Ne L’esca del diavolo, forse il saggio migliore, Jamison si trova a una conferenza sulla sindrome di Morgellons, una malattia che provoca strane eruzioni cutanee, fili, corpi estranei che sembrano nascere da dentro o da batteri che colonizzano i corpi: non ci sono prove mediche che ne stabiliscano l’origine, né se sia di natura psicosomatica, cioè se esista, in un certo senso. Chi se la autodiagnostica sta soffrendo, però: il suo dolore è reale, ci tiene a dire Jamison, deve essere trattato con rispetto.
I pazienti Morgellons hanno talmente poca fiducia che verranno creduti da inventarsi ferite visibili solo al microscopio? Vogliono attenzione? Hanno paura di ricevere aiuto psicologico, perché esistono sofferenze di serie A e di serie B o non hanno saputo come leggere i problemi che avevano e si erano decisi che era una malattia del corpo e non della mente? Finché nessuno ha dato un nome a Morgellons, ha creato gruppi di supporto, la malattia non esisteva: era una rimozione o la malattia stava nella possibilità di dirla, per cui ogni catalogazione è fonte di un contagio?
Viene da chiedersi se una maggiore fiducia nel dolore altrui - dire ti credo anche in assenza di prove fisiche - possa sciogliere l’enigma, permettere, per esempio, a una malattia probabilmente di origine psichiatrica di rientrare nel giusto percorso di cura - eppure questa non mi sembra una risposta sufficiente, l’attenzione è mal direzionata.

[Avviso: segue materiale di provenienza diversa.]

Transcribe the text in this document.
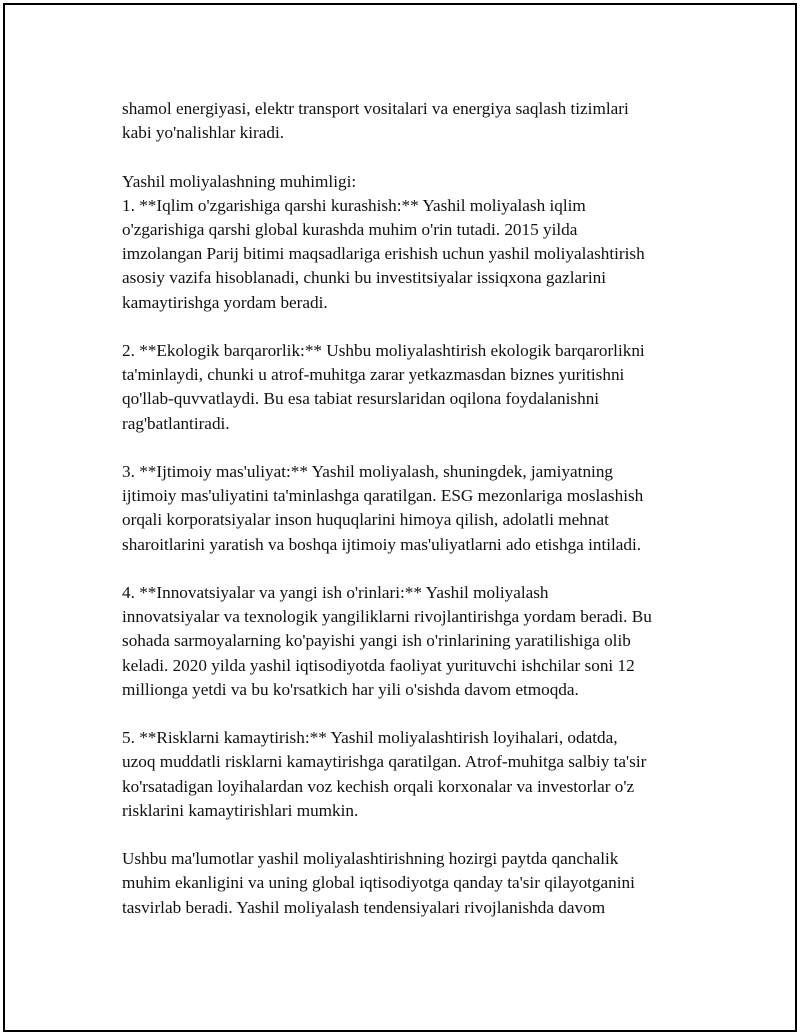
shamol energiyasi, elektr transport vositalari va energiya saqlash tizimlari
kabi yo'nalishlar kiradi.

Yashil moliyalashning muhimligi:
1. **Iqlim o'zgarishiga qarshi kurashish:** Yashil moliyalash iqlim
o'zgarishiga qarshi global kurashda muhim o'rin tutadi. 2015 yilda
imzolangan Parij bitimi maqsadlariga erishish uchun yashil moliyalashtirish
asosiy vazifa hisoblanadi, chunki bu investitsiyalar issiqxona gazlarini
kamaytirishga yordam beradi.

2. **Ekologik barqarorlik:** Ushbu moliyalashtirish ekologik barqarorlikni
ta'minlaydi, chunki u atrof-muhitga zarar yetkazmasdan biznes yuritishni
qo'llab-quvvatlaydi. Bu esa tabiat resurslaridan oqilona foydalanishni
rag'batlantiradi.

3. **Ijtimoiy mas'uliyat:** Yashil moliyalash, shuningdek, jamiyatning
ijtimoiy mas'uliyatini ta'minlashga qaratilgan. ESG mezonlariga moslashish
orqali korporatsiyalar inson huquqlarini himoya qilish, adolatli mehnat
sharoitlarini yaratish va boshqa ijtimoiy mas'uliyatlarni ado etishga intiladi.

4. **Innovatsiyalar va yangi ish o'rinlari:** Yashil moliyalash
innovatsiyalar va texnologik yangiliklarni rivojlantirishga yordam beradi. Bu
sohada sarmoyalarning ko'payishi yangi ish o'rinlarining yaratilishiga olib
keladi. 2020 yilda yashil iqtisodiyotda faoliyat yurituvchi ishchilar soni 12
millionga yetdi va bu ko'rsatkich har yili o'sishda davom etmoqda.

5. **Risklarni kamaytirish:** Yashil moliyalashtirish loyihalari, odatda,
uzoq muddatli risklarni kamaytirishga qaratilgan. Atrof-muhitga salbiy ta'sir
ko'rsatadigan loyihalardan voz kechish orqali korxonalar va investorlar o'z
risklarini kamaytirishlari mumkin.

Ushbu ma'lumotlar yashil moliyalashtirishning hozirgi paytda qanchalik
muhim ekanligini va uning global iqtisodiyotga qanday ta'sir qilayotganini
tasvirlab beradi. Yashil moliyalash tendensiyalari rivojlanishda davom
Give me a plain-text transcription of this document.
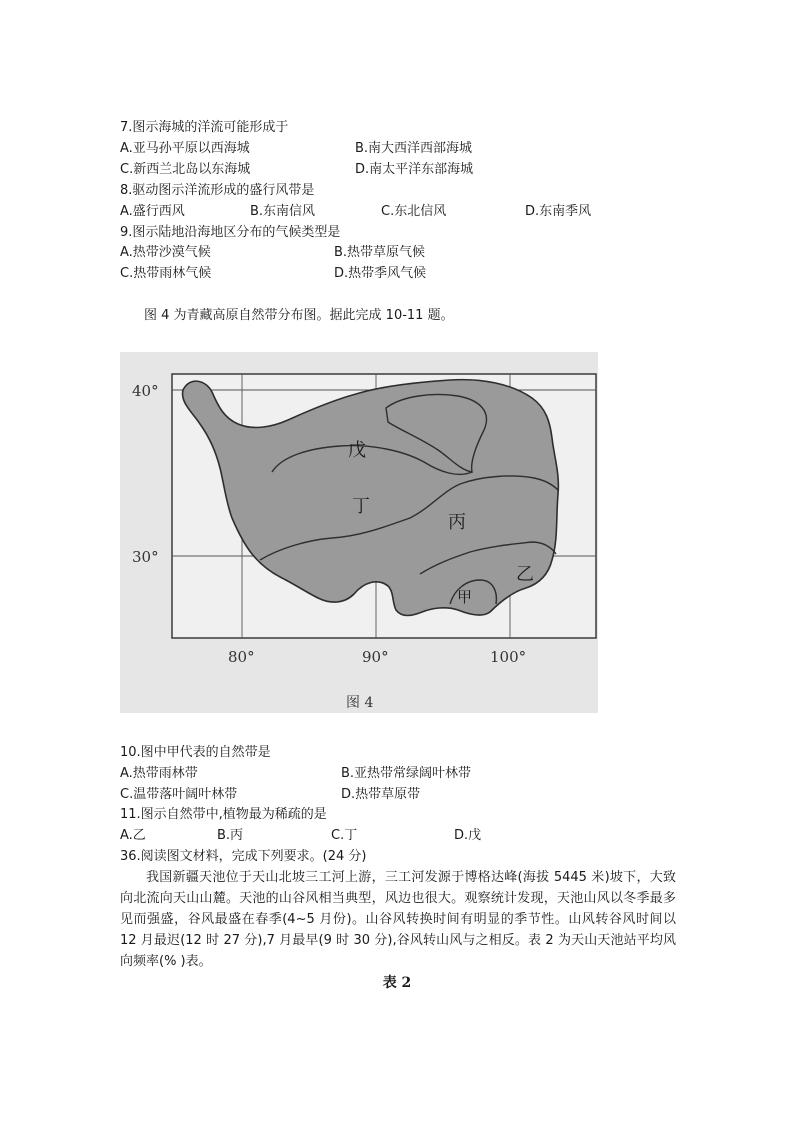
7.图示海城的洋流可能形成于
A.亚马孙平原以西海城	B.南大西洋西部海城
C.新西兰北岛以东海城	D.南太平洋东部海城
8.驱动图示洋流形成的盛行风带是
A.盛行西风	B.东南信风	C.东北信风	D.东南季风
9.图示陆地沿海地区分布的气候类型是
A.热带沙漠气候	B.热带草原气候
C.热带雨林气候	D.热带季风气候
图 4 为青藏高原自然带分布图。据此完成 10-11 题。
戊
丁
丙
乙
甲
40°
30°
80°	90°	100°
图 4
10.图中甲代表的自然带是
A.热带雨林带	B.亚热带常绿阔叶林带
C.温带落叶阔叶林带	D.热带草原带
11.图示自然带中,植物最为稀疏的是
A.乙	B.丙	C.丁	D.戊
36.阅读图文材料，完成下列要求。(24 分)
我国新疆天池位于天山北坡三工河上游，三工河发源于博格达峰(海拔 5445 米)坡下，大致向北流向天山山麓。天池的山谷风相当典型，风边也很大。观察统计发现，天池山风以冬季最多见而强盛，谷风最盛在春季(4~5 月份)。山谷风转换时间有明显的季节性。山风转谷风时间以 12 月最迟(12 时 27 分),7 月最早(9 时 30 分),谷风转山风与之相反。表 2 为天山天池站平均风向频率(% )表。
表 2
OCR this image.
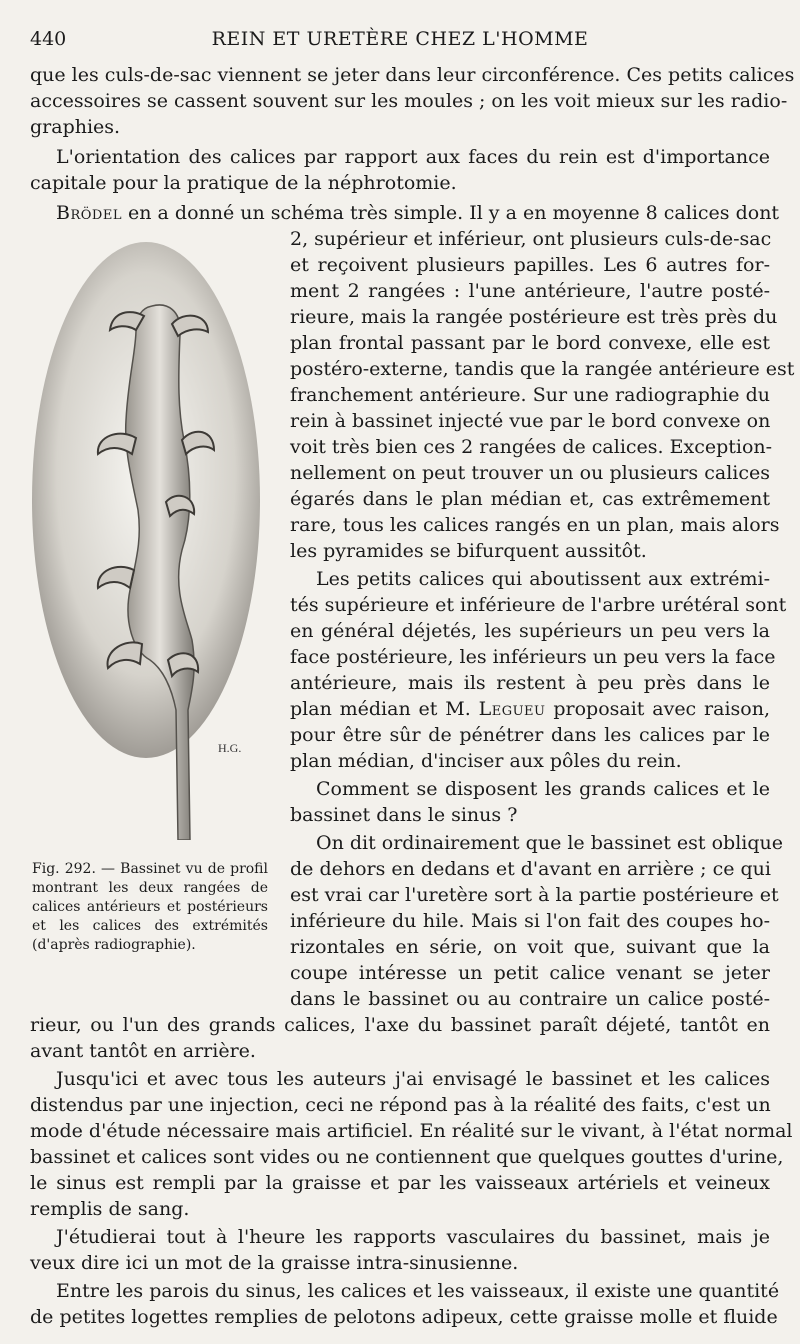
440	REIN ET URETÈRE CHEZ L'HOMME
que les culs-de-sac viennent se jeter dans leur circonférence. Ces petits calices
accessoires se cassent souvent sur les moules ; on les voit mieux sur les radio-
graphies.
L'orientation des calices par rapport aux faces du rein est d'importance
capitale pour la pratique de la néphrotomie.
Brödel en a donné un schéma très simple. Il y a en moyenne 8 calices dont
H.G.
2, supérieur et inférieur, ont plusieurs culs-de-sac
et reçoivent plusieurs papilles. Les 6 autres for-
ment 2 rangées : l'une antérieure, l'autre posté-
rieure, mais la rangée postérieure est très près du
plan frontal passant par le bord convexe, elle est
postéro-externe, tandis que la rangée antérieure est
franchement antérieure. Sur une radiographie du
rein à bassinet injecté vue par le bord convexe on
voit très bien ces 2 rangées de calices. Exception-
nellement on peut trouver un ou plusieurs calices
égarés dans le plan médian et, cas extrêmement
rare, tous les calices rangés en un plan, mais alors
les pyramides se bifurquent aussitôt.
Les petits calices qui aboutissent aux extrémi-
tés supérieure et inférieure de l'arbre urétéral sont
en général déjetés, les supérieurs un peu vers la
face postérieure, les inférieurs un peu vers la face
antérieure, mais ils restent à peu près dans le
plan médian et M. Legueu proposait avec raison,
pour être sûr de pénétrer dans les calices par le
plan médian, d'inciser aux pôles du rein.
Comment se disposent les grands calices et le
bassinet dans le sinus ?
On dit ordinairement que le bassinet est oblique
de dehors en dedans et d'avant en arrière ; ce qui
est vrai car l'uretère sort à la partie postérieure et
inférieure du hile. Mais si l'on fait des coupes ho-
rizontales en série, on voit que, suivant que la
coupe intéresse un petit calice venant se jeter
dans le bassinet ou au contraire un calice posté-
Fig. 292. — Bassinet vu de profil montrant les deux rangées de calices antérieurs et postérieurs et les calices des extrémités (d'après radiographie).
rieur, ou l'un des grands calices, l'axe du bassinet paraît déjeté, tantôt en
avant tantôt en arrière.
Jusqu'ici et avec tous les auteurs j'ai envisagé le bassinet et les calices
distendus par une injection, ceci ne répond pas à la réalité des faits, c'est un
mode d'étude nécessaire mais artificiel. En réalité sur le vivant, à l'état normal
bassinet et calices sont vides ou ne contiennent que quelques gouttes d'urine,
le sinus est rempli par la graisse et par les vaisseaux artériels et veineux
remplis de sang.
J'étudierai tout à l'heure les rapports vasculaires du bassinet, mais je
veux dire ici un mot de la graisse intra-sinusienne.
Entre les parois du sinus, les calices et les vaisseaux, il existe une quantité
de petites logettes remplies de pelotons adipeux, cette graisse molle et fluide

“La belle indifference - appaltare il contenuto emotivo all’espressione fisica - è un modo per sollecitare l’empatia senza chiederla,” scrive Jamison: il fatto è che non accordiamo a tutti lo stesso grado di autorevolezza, di dignità di parola, che certe storie per ottenere la nostra attenzione devono essere più sapide, più urlate, più drammatiche, totalizzanti per almeno un secondo (ma non in tutti i casi, il giorno in cui Jamison si sottopone a un aborto, sa di non dover mostrare sentimenti: che deve sembrare sicura, perché non venga rimandata a casa, lì non deve essere emotiva, per così dire). Queste storie devono lasciare tracce, stimmati sulle mani, ferite come quelle che i rovi lasciavano sulle gambe dei partecipanti all’ultramaratona, che nell’estenuazione fisica cercavano un sollievo.
Dave, probabilmente, era abituato a essere ascoltato, tenuto in considerazione, era per quello che trovava eccessivo il modo in cui Jamison voleva mostrare il suo dolore, per cui aveva finito per dire che se lo inventava: la sua storia di uomo negli Stati Uniti non aveva bisogno di dimostrare la propria unicità per essere accolta, era la norma, ma cosa deve fare chi in quella norma non è compreso? Non è un caso che quasi tutte le storie di Jamison abitino i margini, né che oggi più si diffonde un sentimento di impotenza, più le storie si moltiplicano, diventano emblematiche, metafore, simboli, nella speranza che almeno una spezzi il cerchio, provochi un cambiamento - ci faccia sentire visti.
Cosa serve per essere ascoltati? Cosa per essere creduti? Oggi Esami di empatia sembra rispondere a questa domanda.